Regional fiber providers, Stark added, are starting to "eat AT&T's and Verizon's lunch" because they are highly-focused on their strengths. Hosted voice and unified communications specialists are also nabbing market share from the incumbent carriers, he said.
"The companies that seem to be doing well -- the RingCentral's and the 8x8's -- they tend to just focus on their core businesses," Stark said.
The larger carriers are typically less nimble, having an increased emphasis on the solutions that are important to the channel would be a welcome change, said J.R. Vernick, president and co-founder of telecom services and consulting firm RDS Solutions, a Clinton, N.J.-based AT&T partner.
"Having the carriers focus on those core products and services that we continue to sell our clients and improve those products and the support around them and for us would be great," Vernick said.
Elliott's letter to AT&T said that the carrier's stock has underperformed due to strategic and operations setbacks that have eroded AT&T's business focus. These "setbacks" include a questionable M&A strategy that has included a series of deals totaling $200 billion over the company's history, Elliott said.
“Beginning the decade as a pure-play telecom company with leading wireless and wireline franchises, AT&T has transformed itself into a sprawling collection of businesses battling well-funded competitors, in new markets, with different regulations, and saddled with the financial repercussions of its choices,” Elliott said in its letter published Monday. “Elliott believes that through readily achievable initiatives — increased strategic focus, improved operational efficiency, a formal capital allocation framework, and enhanced leadership and oversight — AT&T can achieve $60+ per share of value by the end of 2021.”
AT&T, for its part, said it looks forward to engaging with Elliott. "AT&T’s board and management team firmly believe that the focused and successful execution of our strategy is the best path forward to create value for shareholders.

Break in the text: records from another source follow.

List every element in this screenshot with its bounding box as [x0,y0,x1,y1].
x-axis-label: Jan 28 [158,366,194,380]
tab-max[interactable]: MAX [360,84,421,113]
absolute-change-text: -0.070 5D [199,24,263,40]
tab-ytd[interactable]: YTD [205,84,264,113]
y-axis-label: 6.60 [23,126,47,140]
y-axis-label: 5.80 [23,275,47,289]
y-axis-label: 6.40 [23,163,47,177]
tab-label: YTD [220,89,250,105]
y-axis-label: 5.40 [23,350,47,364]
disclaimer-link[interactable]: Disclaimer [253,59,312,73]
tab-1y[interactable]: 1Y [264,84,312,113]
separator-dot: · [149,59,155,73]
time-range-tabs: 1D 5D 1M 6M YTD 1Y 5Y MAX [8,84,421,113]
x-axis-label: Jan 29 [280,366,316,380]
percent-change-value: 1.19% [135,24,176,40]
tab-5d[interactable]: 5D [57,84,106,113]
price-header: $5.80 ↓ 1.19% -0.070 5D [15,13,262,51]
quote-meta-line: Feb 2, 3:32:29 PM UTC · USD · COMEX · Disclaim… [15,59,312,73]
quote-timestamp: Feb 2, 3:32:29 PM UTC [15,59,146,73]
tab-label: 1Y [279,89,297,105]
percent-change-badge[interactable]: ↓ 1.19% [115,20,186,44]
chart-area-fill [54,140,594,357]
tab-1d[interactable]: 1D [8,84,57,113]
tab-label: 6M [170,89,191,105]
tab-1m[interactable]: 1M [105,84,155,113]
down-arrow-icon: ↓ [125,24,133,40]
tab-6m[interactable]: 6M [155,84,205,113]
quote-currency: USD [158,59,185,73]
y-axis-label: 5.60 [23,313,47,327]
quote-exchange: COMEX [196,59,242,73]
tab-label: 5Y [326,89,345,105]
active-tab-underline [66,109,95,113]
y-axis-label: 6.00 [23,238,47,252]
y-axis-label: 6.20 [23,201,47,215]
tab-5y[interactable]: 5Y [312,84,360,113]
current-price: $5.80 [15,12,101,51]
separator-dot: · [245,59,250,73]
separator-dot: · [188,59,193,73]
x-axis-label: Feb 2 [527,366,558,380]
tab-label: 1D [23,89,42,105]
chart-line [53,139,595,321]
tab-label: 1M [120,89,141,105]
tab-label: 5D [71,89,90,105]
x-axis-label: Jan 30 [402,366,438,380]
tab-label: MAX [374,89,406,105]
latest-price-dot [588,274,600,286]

This strategy is driven by the unique portfolio of valuable businesses we’ve assembled across communications networks and media and entertainment, and as Elliott points out, is the foundation for significant value creation. We believe growing and investing in these businesses is the best path forward for our company and our shareholders," the carrier said in its own letter to its board of directors.
Elliott in its letter also called into question the leadership of longtime AT&T CEO Randall Stephenson and suggested that changes be made to the executive team. A report surfaced on Tuesday that Elliott Management isn't keen on Stephenson's top deputy John Stankey taking over as CEO. Stankey was just promoted from WarnerMedia CEO to COO of AT&T last week.

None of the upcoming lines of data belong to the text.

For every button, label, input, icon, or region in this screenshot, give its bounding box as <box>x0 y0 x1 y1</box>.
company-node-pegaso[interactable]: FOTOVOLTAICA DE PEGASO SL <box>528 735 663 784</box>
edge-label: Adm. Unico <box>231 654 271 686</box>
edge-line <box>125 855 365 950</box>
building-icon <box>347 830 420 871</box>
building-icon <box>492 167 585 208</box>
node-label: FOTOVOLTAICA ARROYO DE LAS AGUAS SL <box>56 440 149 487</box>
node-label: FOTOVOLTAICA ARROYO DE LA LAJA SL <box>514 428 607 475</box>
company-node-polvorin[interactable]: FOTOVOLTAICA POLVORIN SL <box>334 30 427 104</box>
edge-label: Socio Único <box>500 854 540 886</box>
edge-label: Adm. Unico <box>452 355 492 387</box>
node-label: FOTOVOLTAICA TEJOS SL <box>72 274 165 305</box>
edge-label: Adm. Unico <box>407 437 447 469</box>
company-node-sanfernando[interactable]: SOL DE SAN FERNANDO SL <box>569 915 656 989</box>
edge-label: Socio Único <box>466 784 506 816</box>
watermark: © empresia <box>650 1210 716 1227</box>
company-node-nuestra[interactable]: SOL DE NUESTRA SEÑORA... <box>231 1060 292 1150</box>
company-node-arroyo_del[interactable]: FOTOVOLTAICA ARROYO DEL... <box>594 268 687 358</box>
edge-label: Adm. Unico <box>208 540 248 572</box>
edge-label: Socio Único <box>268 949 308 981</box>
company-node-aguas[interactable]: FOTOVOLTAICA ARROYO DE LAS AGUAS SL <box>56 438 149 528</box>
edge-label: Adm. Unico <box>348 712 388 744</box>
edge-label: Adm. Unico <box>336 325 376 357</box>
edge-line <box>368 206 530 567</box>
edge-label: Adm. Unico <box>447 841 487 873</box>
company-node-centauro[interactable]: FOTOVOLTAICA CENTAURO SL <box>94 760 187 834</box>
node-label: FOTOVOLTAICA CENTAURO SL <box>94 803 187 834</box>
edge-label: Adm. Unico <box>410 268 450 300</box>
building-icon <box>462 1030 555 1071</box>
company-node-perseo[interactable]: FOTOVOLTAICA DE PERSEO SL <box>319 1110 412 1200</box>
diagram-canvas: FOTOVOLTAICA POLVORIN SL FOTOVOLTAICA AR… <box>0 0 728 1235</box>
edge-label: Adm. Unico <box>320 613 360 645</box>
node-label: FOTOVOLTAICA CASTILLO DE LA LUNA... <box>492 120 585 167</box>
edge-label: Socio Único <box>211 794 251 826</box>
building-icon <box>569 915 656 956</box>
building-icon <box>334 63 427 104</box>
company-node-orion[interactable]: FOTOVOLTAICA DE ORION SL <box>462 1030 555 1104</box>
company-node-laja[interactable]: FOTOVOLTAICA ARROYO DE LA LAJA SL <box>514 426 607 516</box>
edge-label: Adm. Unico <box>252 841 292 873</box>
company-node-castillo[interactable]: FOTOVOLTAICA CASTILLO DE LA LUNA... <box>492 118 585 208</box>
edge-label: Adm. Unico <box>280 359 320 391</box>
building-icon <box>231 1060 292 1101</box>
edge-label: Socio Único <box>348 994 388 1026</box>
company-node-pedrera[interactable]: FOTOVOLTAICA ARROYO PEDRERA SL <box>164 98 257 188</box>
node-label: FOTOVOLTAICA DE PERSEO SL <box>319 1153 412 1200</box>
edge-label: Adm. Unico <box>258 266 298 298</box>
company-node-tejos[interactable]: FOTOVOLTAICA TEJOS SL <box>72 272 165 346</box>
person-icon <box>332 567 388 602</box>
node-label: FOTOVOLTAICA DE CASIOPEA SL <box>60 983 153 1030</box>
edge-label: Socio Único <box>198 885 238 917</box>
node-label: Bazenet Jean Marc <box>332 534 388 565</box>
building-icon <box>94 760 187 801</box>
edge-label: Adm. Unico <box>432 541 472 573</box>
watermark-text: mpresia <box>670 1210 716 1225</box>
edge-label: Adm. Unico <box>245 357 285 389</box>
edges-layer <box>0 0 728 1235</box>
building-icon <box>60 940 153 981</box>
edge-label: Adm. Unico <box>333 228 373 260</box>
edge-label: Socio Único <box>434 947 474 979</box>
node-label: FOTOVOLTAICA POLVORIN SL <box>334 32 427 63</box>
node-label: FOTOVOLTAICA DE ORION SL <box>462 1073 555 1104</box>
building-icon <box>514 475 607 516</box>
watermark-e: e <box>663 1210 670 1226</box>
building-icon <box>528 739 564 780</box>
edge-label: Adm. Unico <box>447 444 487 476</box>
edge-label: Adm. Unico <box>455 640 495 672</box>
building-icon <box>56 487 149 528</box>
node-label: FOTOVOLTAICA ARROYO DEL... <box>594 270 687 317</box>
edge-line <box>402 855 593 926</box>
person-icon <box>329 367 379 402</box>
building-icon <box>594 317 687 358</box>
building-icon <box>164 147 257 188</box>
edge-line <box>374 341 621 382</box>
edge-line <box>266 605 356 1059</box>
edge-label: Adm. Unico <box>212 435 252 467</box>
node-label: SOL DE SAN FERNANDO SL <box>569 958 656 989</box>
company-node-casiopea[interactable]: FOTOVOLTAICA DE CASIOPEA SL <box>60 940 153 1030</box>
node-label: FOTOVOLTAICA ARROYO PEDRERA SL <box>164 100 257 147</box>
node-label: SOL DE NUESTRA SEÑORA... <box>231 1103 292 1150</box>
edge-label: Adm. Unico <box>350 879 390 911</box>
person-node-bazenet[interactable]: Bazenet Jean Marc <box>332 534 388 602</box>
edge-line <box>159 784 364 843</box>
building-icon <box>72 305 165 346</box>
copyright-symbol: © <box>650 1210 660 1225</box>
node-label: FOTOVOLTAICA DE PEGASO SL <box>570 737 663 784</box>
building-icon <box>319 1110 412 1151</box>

AT&T isn't the only carrier facing a C-suite shakeup.
Basking Ridge, N.J.-based rival Verizon in 2018 named its former CTO Hans Vestberg as CEO. Under Vestburg, the company has been focused on its core networking and telecom business and made extensive cuts to its staff when it extended early retirement buyouts to thousands of employees in an effort to trim the carrier's costs by $10 billion by 2021.
CenturyLink, after its merger with Level 3 Communications, underwent an executive refresh starting with former Level 3 CEO Jeff Storey taking over as CenturyLink CEO when Glen Post stepped down in 2018.
"In a lot of cases companies like Elliott that have a lot invested, they want people they know and trust leading the company," Carrier Access' Stark said. "It's easier to move quicker and get to the end goal sooner."